Même certaines figures critiques du massacre à Gaza ont salué cette offensive. Le jour de la trêve, Élie Barnavi parlait d’un « pari brillamment réussi » – reprenant la thèse d’une menace iranienne imminente. Une thèse pourtant démentie par l’AIEA et par les services de renseignement américains.
La comparaison entre le consensus anti-iranien et la brutalité à Gaza a ses limites. La haine génocidaire envers les Palestiniens s’appuie sur des décennies de déshumanisation liées au régime d’apartheid.
Mais un point commun demeure : l’idée qu’Israël serait une « villa dans la jungle », autorisée à agir en dehors de tout cadre légal si sa survie l’exige.
Selon l’IDI, seuls 22 % des Israéliens juifs estimaient que l’armée devait prendre en compte la souffrance des civils iraniens – soit à peine deux points de plus que pour les civils de Gaza.

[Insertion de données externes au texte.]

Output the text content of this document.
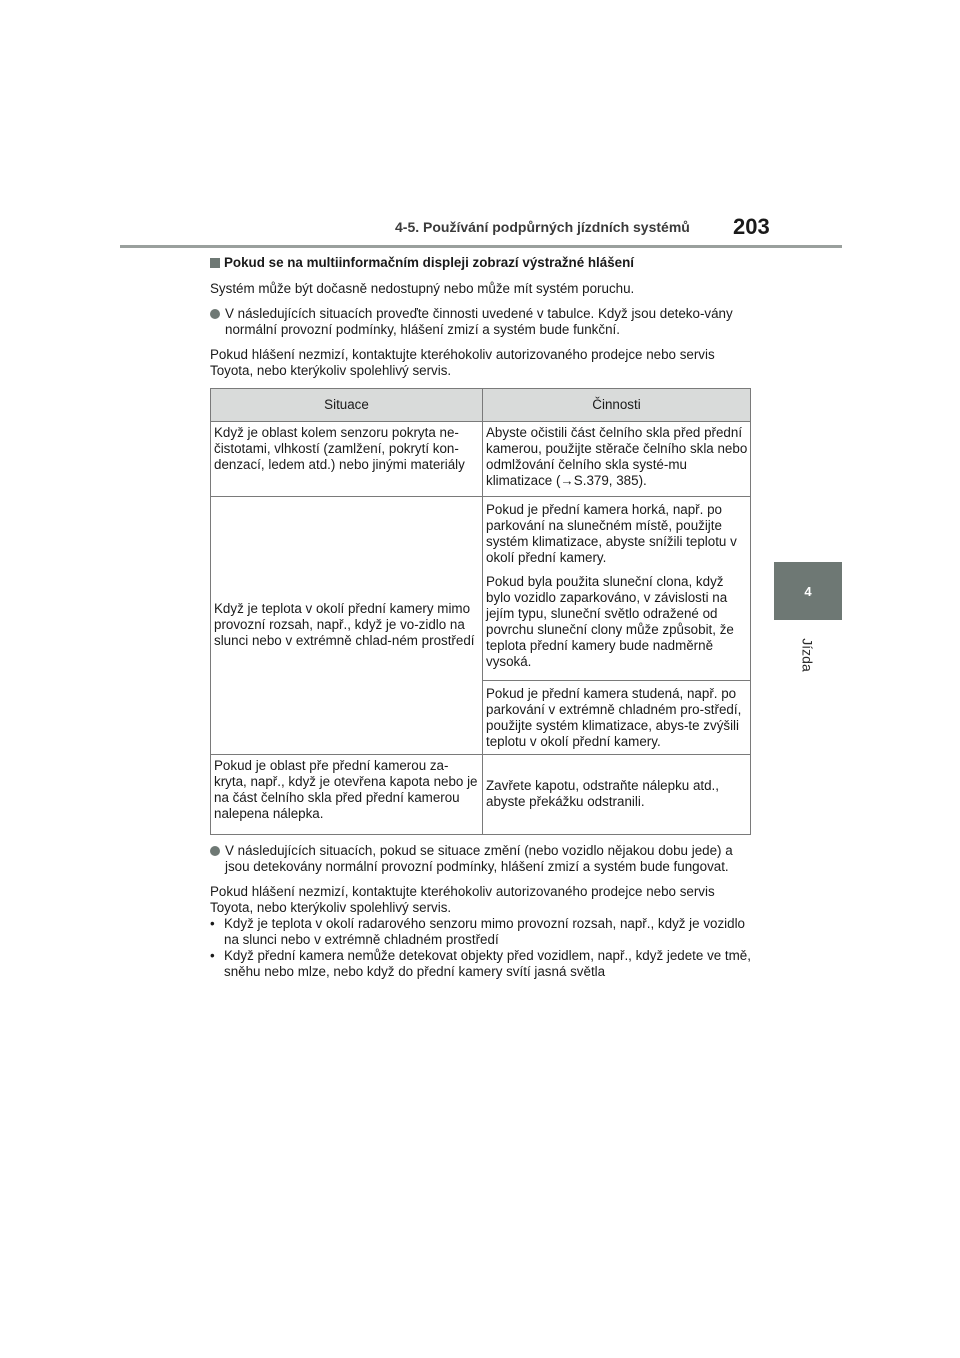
4-5. Používání podpůrných jízdních systémů 203
4
Jízda
Pokud se na multiinformačním displeji zobrazí výstražné hlášení

Systém může být dočasně nedostupný nebo může mít systém poruchu.

V následujících situacích proveďte činnosti uvedené v tabulce. Když jsou deteko-vány normální provozní podmínky, hlášení zmizí a systém bude funkční.

Pokud hlášení nezmizí, kontaktujte kteréhokoliv autorizovaného prodejce nebo servis Toyota, nebo kterýkoliv spolehlivý servis.

Situace	Činnosti
Když je oblast kolem senzoru pokryta ne-čistotami, vlhkostí (zamlžení, pokrytí kon-denzací, ledem atd.) nebo jinými materiály	Abyste očistili část čelního skla před přední kamerou, použijte stěrače čelního skla nebo odmlžování čelního skla systé-mu klimatizace (→S.379, 385).
Když je teplota v okolí přední kamery mimo provozní rozsah, např., když je vo-zidlo na slunci nebo v extrémně chlad-ném prostředí	Pokud je přední kamera horká, např. po parkování na slunečném místě, použijte systém klimatizace, abyste snížili teplotu v okolí přední kamery.
Pokud byla použita sluneční clona, když bylo vozidlo zaparkováno, v závislosti na jejím typu, sluneční světlo odražené od povrchu sluneční clony může způsobit, že teplota přední kamery bude nadměrně vysoká.
Pokud je přední kamera studená, např. po parkování v extrémně chladném pro-středí, použijte systém klimatizace, abys-te zvýšili teplotu v okolí přední kamery.

Pokud je oblast pře přední kamerou za-kryta, např., když je otevřena kapota nebo je na část čelního skla před přední kamerou nalepena nálepka.	Zavřete kapotu, odstraňte nálepku atd., abyste překážku odstranili.
V následujících situacích, pokud se situace změní (nebo vozidlo nějakou dobu jede) a jsou detekovány normální provozní podmínky, hlášení zmizí a systém bude fungovat.

Pokud hlášení nezmizí, kontaktujte kteréhokoliv autorizovaného prodejce nebo servis Toyota, nebo kterýkoliv spolehlivý servis.

• Když je teplota v okolí radarového senzoru mimo provozní rozsah, např., když je vozidlo na slunci nebo v extrémně chladném prostředí
• Když přední kamera nemůže detekovat objekty před vozidlem, např., když jedete ve tmě, sněhu nebo mlze, nebo když do přední kamery svítí jasná světla
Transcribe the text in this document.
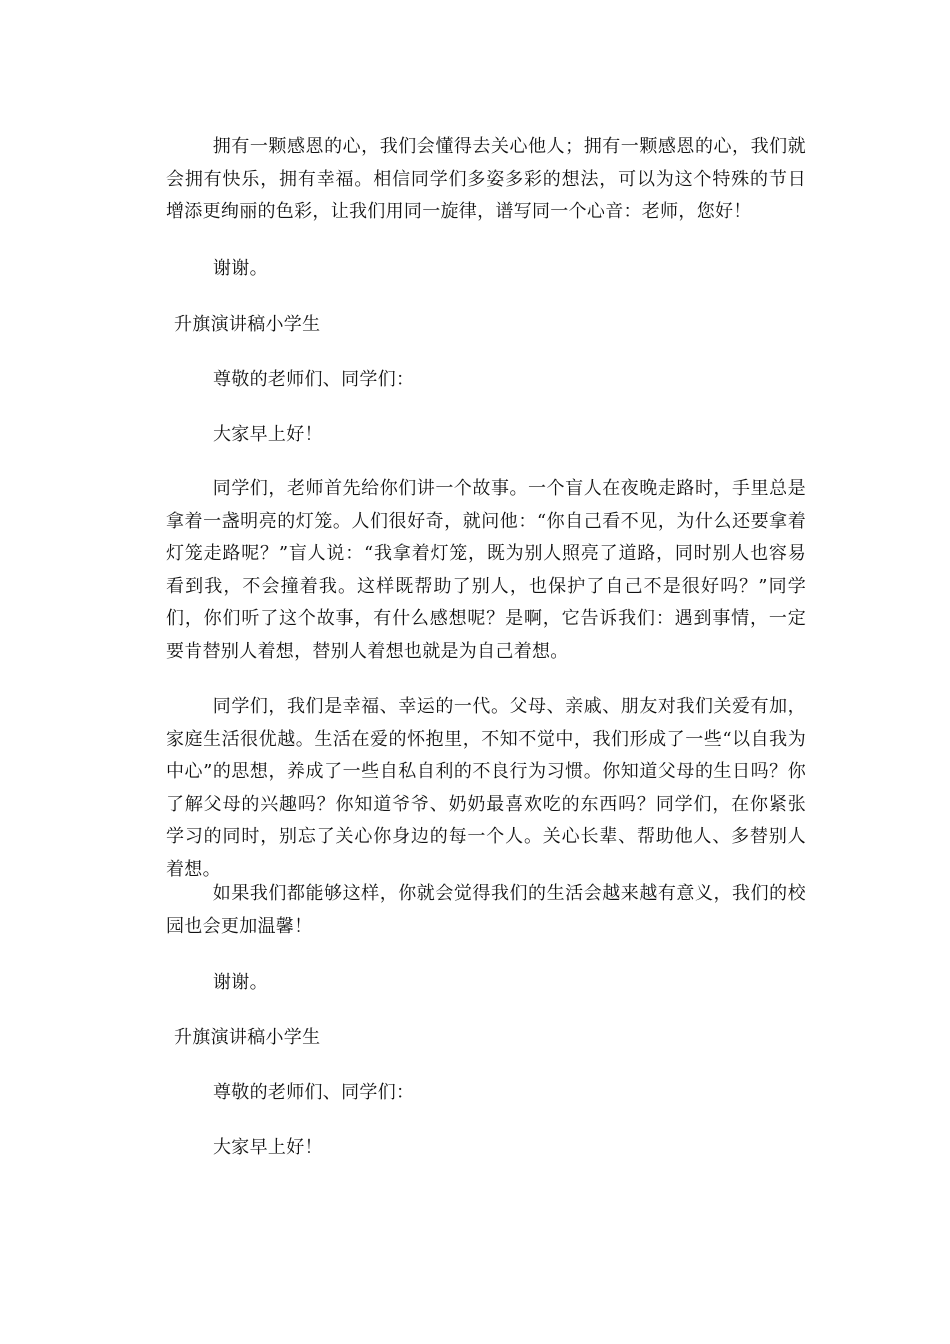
拥有一颗感恩的心，我们会懂得去关心他人；拥有一颗感恩的心，我们就会拥有快乐，拥有幸福。相信同学们多姿多彩的想法，可以为这个特殊的节日增添更绚丽的色彩，让我们用同一旋律，谱写同一个心音：老师，您好！

谢谢。

升旗演讲稿小学生

尊敬的老师们、同学们：

大家早上好！

同学们，老师首先给你们讲一个故事。一个盲人在夜晚走路时，手里总是拿着一盏明亮的灯笼。人们很好奇，就问他：“你自己看不见，为什么还要拿着灯笼走路呢？”盲人说：“我拿着灯笼，既为别人照亮了道路，同时别人也容易看到我，不会撞着我。这样既帮助了别人，也保护了自己不是很好吗？”同学们，你们听了这个故事，有什么感想呢？是啊，它告诉我们：遇到事情，一定要肯替别人着想，替别人着想也就是为自己着想。

同学们，我们是幸福、幸运的一代。父母、亲戚、朋友对我们关爱有加，家庭生活很优越。生活在爱的怀抱里，不知不觉中，我们形成了一些“以自我为中心”的思想，养成了一些自私自利的不良行为习惯。你知道父母的生日吗？你了解父母的兴趣吗？你知道爷爷、奶奶最喜欢吃的东西吗？同学们，在你紧张学习的同时，别忘了关心你身边的每一个人。关心长辈、帮助他人、多替别人着想。

如果我们都能够这样，你就会觉得我们的生活会越来越有意义，我们的校园也会更加温馨！

谢谢。

升旗演讲稿小学生

尊敬的老师们、同学们：

大家早上好！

Cette indifférence face aux pertes civiles s’inscrit dans une vision régionale fondée sur la Pax Israelia, où Tel-Aviv dicterait durablement les règles et empêcherait tout règlement pacifique, notamment sur le dossier nucléaire iranien.
Conclusion
En amplifiant des signes d’humanisme certes réels mais extrêmement minoritaires, de nombreux observateurs projettent un récit trompeur sur la société israélienne. Cette méprise ne contribue ni à la compréhension du conflit, ni à l’établissement des conditions d’une justice durable.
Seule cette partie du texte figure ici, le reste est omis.